Author: Josh Carson
Last October, Community Council charged the Carbon Reduction Initiative (CRI) working group with the task of establishing a plan to reduce the College's carbon dioxide emissions. The working group is now ready to present their findings to the Community and Environmental Councils this week.
Led by Director of Environmental Affairs Nan Jenks-Jay and Vice President for Administration and Treasurer Bob Huth, the CRI working group is composed of student representatives from each commons, faculty advisors and staff and administrators involved in all aspects of running the College. The group will propose strategies for the College to lower carbon emissions to 10 percent below the 1990 levels by the year 2020.
The creation of the CRI working group has been an evolutionary process that began three years ago in the Environmental Council (EC). Since then, students and faculty have traveled around the country to other institutions to determine whether a carbon reduction initiative would be feasible at Middlebury. Attending conferences and bringing in outside speakers has led to a better understanding and greater concern for the current global problem.
The College formally responded to this challenge two years ago when the EC established a subcommittee to investigate the possibility of making Middlebury College carbon neutral.

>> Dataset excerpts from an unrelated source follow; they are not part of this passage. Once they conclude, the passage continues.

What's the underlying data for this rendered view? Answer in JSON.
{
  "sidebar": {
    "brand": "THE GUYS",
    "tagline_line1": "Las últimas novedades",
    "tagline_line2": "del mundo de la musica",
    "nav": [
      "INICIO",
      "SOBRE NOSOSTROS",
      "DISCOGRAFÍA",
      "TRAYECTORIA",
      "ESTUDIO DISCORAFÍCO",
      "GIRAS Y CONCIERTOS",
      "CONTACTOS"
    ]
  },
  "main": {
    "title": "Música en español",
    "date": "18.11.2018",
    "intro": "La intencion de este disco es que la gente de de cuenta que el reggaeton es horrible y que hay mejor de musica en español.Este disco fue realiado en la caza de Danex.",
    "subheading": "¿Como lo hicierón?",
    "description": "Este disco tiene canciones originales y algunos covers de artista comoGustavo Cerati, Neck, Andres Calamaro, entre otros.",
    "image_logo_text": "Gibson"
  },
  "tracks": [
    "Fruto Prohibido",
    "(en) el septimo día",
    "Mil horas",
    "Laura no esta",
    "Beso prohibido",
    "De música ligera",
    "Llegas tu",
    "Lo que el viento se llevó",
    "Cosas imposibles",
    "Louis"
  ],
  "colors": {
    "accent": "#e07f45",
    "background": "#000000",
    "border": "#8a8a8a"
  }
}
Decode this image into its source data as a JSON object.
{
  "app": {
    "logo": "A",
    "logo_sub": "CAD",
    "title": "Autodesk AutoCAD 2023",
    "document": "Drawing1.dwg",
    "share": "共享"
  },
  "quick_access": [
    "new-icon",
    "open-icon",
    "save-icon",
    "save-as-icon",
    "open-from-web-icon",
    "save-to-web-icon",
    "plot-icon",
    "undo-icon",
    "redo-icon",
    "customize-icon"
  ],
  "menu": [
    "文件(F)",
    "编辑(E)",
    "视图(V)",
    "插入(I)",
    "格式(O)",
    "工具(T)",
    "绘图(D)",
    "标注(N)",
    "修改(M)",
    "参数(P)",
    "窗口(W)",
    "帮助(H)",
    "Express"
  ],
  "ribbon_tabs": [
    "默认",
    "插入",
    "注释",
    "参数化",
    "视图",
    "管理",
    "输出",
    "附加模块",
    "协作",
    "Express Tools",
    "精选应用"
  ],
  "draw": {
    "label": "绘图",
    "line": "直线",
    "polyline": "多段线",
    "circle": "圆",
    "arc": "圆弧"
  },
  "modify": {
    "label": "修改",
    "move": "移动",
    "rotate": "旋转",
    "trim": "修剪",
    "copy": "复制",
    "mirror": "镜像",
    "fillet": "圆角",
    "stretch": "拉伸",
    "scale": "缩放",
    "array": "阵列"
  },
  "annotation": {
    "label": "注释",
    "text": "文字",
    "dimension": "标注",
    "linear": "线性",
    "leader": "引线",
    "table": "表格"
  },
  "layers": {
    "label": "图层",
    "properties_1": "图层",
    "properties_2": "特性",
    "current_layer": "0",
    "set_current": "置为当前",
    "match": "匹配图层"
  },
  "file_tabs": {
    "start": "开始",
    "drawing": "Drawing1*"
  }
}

Doug Dagan '03 completed an emissions inventory of carbon dioxide emitted by the College over the last 10 years. This promoted further interest across campus and led the Community Council to commission the CRI working group.
The CRI has two goals as stated by the EC: to evaluate data from the College's recent carbon emissions and to create a menu of carbon reduction options in order to create a specific carbon reduction plan for Middlebury College.
The data comes from Dagan's emissions inventory and the extensive report written by the Carbon Neutral Winter Term class whose goal it was to "explore the available and emerging technologies and economic instruments that would allow the College to achieve a net emissions rate of carbon dioxide equal to zero," according to Visiting Assistant Professor of Chemistry and Biochemistry Lori DelNegro who taught the class with Assistant Professor of Economics Jonathan Isham. The class released a final report documenting its findings which were used extensively by the CRI working group.
The CRI working group has now created a progress report, which it will present to the Community and Environmental Councils, recommending various strategies the College can adopt to reduce its emission of carbon dioxide and other greenhouse gasses. The recommendations will range from education and outreach to infrastructure changes at Middlebury like purchasing a more efficient boiler and burning cleaner oil.
In the proposal to the Community Council, the group also recommends that it be charged with "identifying a specific carbon reduction goal for the College and developing a specific carbon reduction plan that outlines the steps necessary to achieve said goal".
Atmospheric carbon dioxide levels have increased dramatically during the 20th century. Since climate change is closely related to increased carbon dioxide levels, many environmentalists are concerned.
McKibben notes that "humans are threatening to take the temperature of the planet to a spot where it hasn't been for hundreds of millions of years, and only rapid carbon reduction can head it off."